In the u.s., some 80% of all tea consumed is of the iced variety.North of the border, conversely, 95% of the tea Canadians drink is hot.Canadian iced tea marketers have long seen a potential for huge profits if they could shift...

In the u.s., some 80% of all tea consumed is of the iced variety.

North of the border, conversely, 95% of the tea Canadians drink is hot.

Canadian iced tea marketers have long seen a potential for huge profits if they could shift Canadian consumption patterns to be more in line with those in the u.s.

Last month, both Thomas J. Lipton in partnership with Pepsi-Cola Beverages and Nestle Enterprises in partnership with Coca-Cola rolled out new iced tea lines they hope will bring about that shift.

Lipton and Pepsi, through a joint company formed Nov. 12, 1991, The Pepsi Lipton Tea Partnership, have introduced two new products, Lipton Original, which is brewed from fresh tea leaves, and Lipton Brisk, which is made from processed tea powder.

Coca-Cola and Nestle, through a similar joint venture company formed about the same time, Coca-Cola Nestle Refreshments, have launched a new formulation of Nestle’s existing Nestea brand.

Both partnerships claim to have developed a better-tasting iced tea by taking advantage of recent advances in the food processing field. Lipton Original and the new version of Nestea are both made using a ‘hot-pack’ procedure wherein the tea is packaged while still hot and then flash cooled.

The procedure results in a product that requires fewer stabilizing ingredients to remain fresh on the shelf and is said to taste more like real iced tea.

A number of other iced tea manufacturers, among them Snapple Natural Beverage Company of Valley Stream, n.y. and Everfresh Juice of Malton, Ont., have also introduced hot-pack teas.

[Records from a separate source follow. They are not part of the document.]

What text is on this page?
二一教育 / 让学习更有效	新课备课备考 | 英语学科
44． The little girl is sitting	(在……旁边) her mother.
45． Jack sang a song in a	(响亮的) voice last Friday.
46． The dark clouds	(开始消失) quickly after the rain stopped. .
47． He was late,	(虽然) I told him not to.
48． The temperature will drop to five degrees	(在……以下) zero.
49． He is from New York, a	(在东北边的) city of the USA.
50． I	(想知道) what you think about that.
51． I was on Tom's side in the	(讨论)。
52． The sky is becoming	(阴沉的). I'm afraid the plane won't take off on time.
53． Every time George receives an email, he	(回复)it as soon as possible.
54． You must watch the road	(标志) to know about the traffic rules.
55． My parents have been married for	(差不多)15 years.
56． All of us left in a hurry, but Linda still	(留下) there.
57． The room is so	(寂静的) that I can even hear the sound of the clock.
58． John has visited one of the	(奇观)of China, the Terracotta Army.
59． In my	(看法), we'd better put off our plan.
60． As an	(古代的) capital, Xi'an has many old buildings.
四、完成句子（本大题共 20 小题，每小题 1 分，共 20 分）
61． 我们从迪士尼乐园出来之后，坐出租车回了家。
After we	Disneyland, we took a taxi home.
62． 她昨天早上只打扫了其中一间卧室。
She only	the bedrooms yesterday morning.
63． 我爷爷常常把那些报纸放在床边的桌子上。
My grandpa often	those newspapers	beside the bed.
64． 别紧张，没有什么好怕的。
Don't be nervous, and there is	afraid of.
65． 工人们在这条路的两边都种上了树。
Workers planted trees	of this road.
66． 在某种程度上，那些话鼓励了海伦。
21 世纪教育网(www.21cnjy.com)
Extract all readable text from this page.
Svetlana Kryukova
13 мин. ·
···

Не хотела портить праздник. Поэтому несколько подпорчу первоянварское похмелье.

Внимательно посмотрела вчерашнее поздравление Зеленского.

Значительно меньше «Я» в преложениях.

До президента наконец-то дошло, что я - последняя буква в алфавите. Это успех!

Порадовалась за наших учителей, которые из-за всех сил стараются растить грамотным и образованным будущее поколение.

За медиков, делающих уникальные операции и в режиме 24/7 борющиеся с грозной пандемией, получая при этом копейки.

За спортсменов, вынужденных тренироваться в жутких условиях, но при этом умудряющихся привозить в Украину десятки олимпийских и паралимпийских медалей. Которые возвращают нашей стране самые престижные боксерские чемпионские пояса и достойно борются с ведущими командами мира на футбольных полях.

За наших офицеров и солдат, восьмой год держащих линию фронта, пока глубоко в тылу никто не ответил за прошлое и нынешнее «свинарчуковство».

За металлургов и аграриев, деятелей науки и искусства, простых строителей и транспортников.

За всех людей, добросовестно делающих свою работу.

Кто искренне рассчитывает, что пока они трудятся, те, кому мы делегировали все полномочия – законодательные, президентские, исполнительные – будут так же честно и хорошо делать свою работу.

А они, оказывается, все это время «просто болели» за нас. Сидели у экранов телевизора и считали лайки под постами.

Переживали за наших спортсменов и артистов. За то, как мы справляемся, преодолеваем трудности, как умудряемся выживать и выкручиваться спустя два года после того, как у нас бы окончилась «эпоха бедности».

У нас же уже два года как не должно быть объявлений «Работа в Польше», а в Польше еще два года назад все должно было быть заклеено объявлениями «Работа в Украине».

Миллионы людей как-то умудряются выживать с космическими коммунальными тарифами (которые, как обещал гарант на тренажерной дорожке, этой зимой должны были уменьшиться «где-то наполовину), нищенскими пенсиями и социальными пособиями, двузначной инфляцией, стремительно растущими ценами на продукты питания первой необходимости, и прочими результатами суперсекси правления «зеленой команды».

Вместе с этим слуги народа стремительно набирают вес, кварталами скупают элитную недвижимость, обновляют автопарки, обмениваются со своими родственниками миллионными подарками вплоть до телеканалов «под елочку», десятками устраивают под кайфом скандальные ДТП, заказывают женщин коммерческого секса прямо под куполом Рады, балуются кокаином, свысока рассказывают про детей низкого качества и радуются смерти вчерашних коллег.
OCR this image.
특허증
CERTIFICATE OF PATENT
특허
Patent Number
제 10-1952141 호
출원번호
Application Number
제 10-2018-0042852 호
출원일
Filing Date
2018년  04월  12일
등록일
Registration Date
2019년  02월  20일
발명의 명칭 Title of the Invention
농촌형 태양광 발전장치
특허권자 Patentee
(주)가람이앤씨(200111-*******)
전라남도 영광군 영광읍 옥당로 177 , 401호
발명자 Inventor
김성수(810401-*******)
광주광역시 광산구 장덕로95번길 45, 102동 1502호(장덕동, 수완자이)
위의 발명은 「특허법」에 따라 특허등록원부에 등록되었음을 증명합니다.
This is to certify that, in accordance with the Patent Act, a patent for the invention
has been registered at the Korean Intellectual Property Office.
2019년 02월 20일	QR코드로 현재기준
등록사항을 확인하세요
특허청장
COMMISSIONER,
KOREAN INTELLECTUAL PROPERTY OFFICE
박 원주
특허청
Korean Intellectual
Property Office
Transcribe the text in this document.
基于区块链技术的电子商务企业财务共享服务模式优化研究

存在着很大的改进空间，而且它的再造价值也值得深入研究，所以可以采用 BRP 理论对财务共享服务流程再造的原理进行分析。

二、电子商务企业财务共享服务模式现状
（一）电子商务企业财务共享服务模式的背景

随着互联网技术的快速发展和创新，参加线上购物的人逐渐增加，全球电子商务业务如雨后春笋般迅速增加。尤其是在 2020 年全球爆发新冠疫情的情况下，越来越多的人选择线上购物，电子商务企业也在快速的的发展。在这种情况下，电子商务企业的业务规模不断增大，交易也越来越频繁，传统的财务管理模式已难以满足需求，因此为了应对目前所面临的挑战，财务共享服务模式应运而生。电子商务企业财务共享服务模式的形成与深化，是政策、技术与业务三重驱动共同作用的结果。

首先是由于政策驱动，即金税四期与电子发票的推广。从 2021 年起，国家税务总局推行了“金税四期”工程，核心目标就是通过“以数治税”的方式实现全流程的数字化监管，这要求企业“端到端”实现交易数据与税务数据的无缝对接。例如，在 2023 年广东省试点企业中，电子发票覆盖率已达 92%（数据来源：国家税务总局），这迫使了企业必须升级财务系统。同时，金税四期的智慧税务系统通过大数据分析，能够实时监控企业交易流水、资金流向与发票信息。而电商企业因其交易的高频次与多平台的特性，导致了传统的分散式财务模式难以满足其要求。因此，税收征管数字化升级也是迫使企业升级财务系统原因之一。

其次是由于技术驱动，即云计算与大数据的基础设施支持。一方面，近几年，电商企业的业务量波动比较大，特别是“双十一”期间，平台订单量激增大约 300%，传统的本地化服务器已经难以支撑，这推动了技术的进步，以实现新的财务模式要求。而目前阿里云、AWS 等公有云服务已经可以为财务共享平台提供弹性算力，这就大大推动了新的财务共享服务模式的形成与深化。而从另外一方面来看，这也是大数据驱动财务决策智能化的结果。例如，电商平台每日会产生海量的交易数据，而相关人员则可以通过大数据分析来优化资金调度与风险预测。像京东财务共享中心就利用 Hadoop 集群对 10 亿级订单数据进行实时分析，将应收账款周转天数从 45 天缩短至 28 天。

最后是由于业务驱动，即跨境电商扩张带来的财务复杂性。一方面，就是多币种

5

But it is Lipton, in partnership with Pepsi, and Nestle, in partnership with Coke, that are expected to drive the market with big-budget marketing and advertising campaigns.

According to A. C. Nielsen, Canadians spent in the area of $200 million on hot and cold tea in 1992.

The Lipton and Nestea brands both began appearing in the u.s. late last year.

On April 19, a new Lipton tv ad, created by J. Walter Thompson in n.y., hit the airwaves in the u.s. with considerable spill into Canada.

Alan Koval, business manager for the Pepsi Lipton Tea Partnership, says that because of the competitive nature of the market, he is not willing to discuss his firm’s marketing plans for Canada.

Bill McEwan, vice-president of market development for Coca-Cola Bottling, which is handling Nestea in Canada, says he has a tv and outdoor campaign in the works that is set to break in early summer.

Creative is by McCann-Erickson Advertising of Toronto.

McEwan says Nestea represents a profitable new direction for Coca Cola, explaining it is possible iced tea sales could grow by as much as $50 million as a result of new marketing activities in the category.